Она снова бросилась на кровать и заплакала. Но вскоре успокоилась, хотя ничем не утешилась и ничего не придумала. Утерла глаза рукавом жакета и встала. Волнение и беспомощность исчезли, теперь она ощущала гнев. Он лгал ей. Он скрывал от нее "эту историю", как писал в послании к Теодору Скопелосу. Он оскорбил и предал ее.
– Бояться не надо, – произнесла она вслух. – Я не должна смиряться. Нужно выдержать. Я должна бороться с ним и победить.
Она не уедет. Она вернется в Гиссарлык и встретится с Оберманном лицом к лицу. Торнтон и Лино послужат ей свидетелями в обвинениях против мужа. Почему она должна стать жертвой его обмана, ведь ее воля так же сильна, как и его, а ее совесть несравнимо чище?
София вышла во двор, сказав гостиничному персоналу, что оставляет за собой номер на неопределенный срок, и забрала свою лошадь. Затем направилась в Гиссарлык.
В гостинице ее предупредили о надвигающейся буре. Небо потемнело, с моря дул сильный ветер.

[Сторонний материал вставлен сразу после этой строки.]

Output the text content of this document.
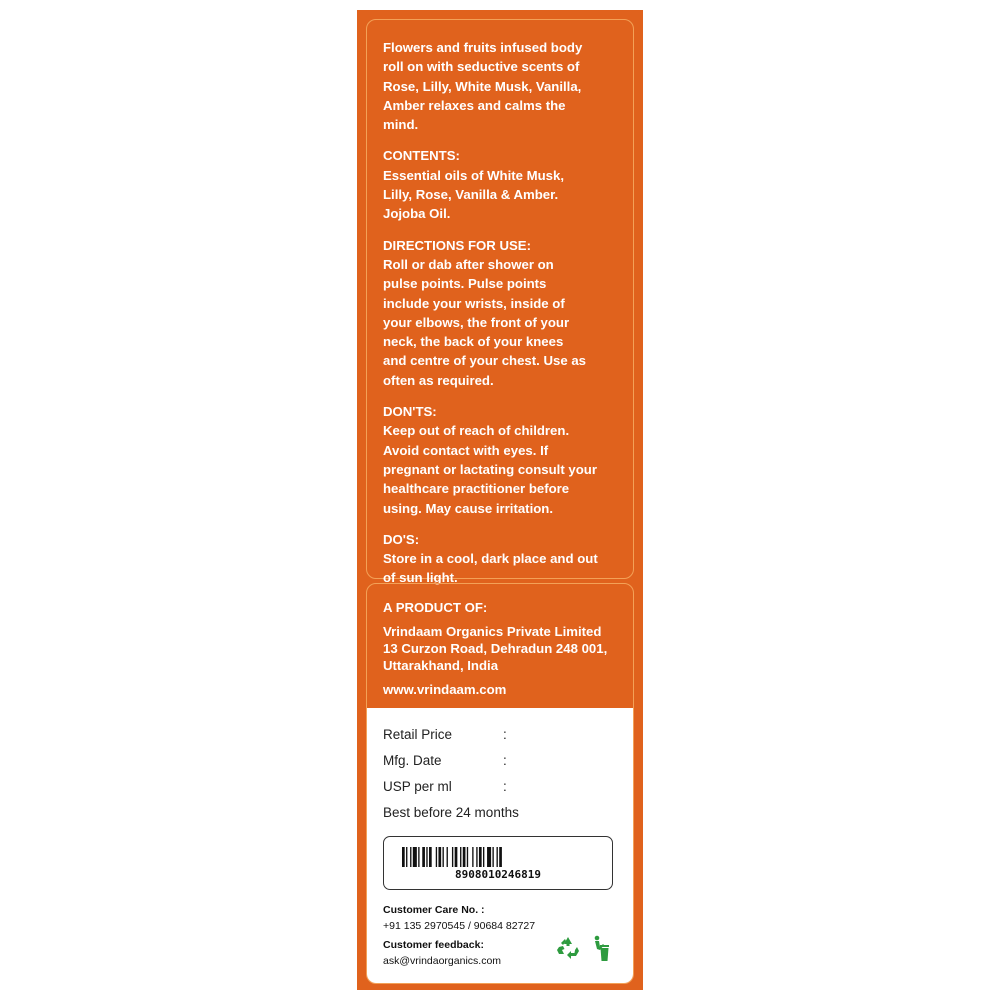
Flowers and fruits infused body

roll on with seductive scents of

Rose, Lilly, White Musk, Vanilla,

Amber relaxes and calms the

mind.

CONTENTS:

Essential oils of White Musk,

Lilly, Rose, Vanilla & Amber.

Jojoba Oil.

DIRECTIONS FOR USE:

Roll or dab after shower on

pulse points. Pulse points

include your wrists, inside of

your elbows, the front of your

neck, the back of your knees

and centre of your chest. Use as

often as required.

DON'TS:

Keep out of reach of children.

Avoid contact with eyes. If

pregnant or lactating consult your

healthcare practitioner before

using. May cause irritation.

DO'S:

Store in a cool, dark place and out

of sun light.

A PRODUCT OF:

Vrindaam Organics Private Limited

13 Curzon Road, Dehradun 248 001,

Uttarakhand, India

www.vrindaam.com

Retail Price	:
Mfg. Date	:
USP per ml	:
Best before 24 months
8908010246819
Customer Care No. :
+91 135 2970545 / 90684 82727
Customer feedback:
ask@vrindaorganics.com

Выезжая из города, она заметила молнию, а спустя какое-то время послышался гром. В том состоянии, в каком находилась София, молния показалась ей стрелой, указывающей на Трою. Лошадь раздувала ноздри и тревожно выгибала шею, но София подгоняла ее. Полил дождь, а София только громко рассмеялась. Она едва заметила, что платье ее мгновенно промокло, словно она вошла в море. Она все еще была в ярости.
Подъехав к Скамандру, София увидела стремительно несущийся поток и впереди, за завесой ливня, холм Гиссарлыка с поднимающимся, словно дым, паром. И, не уступая в ярости бушующей вокруг стихии, она вновь пришпорила лошадь, полная решимости встретиться с Оберманном, и помчалась к месту раскопок.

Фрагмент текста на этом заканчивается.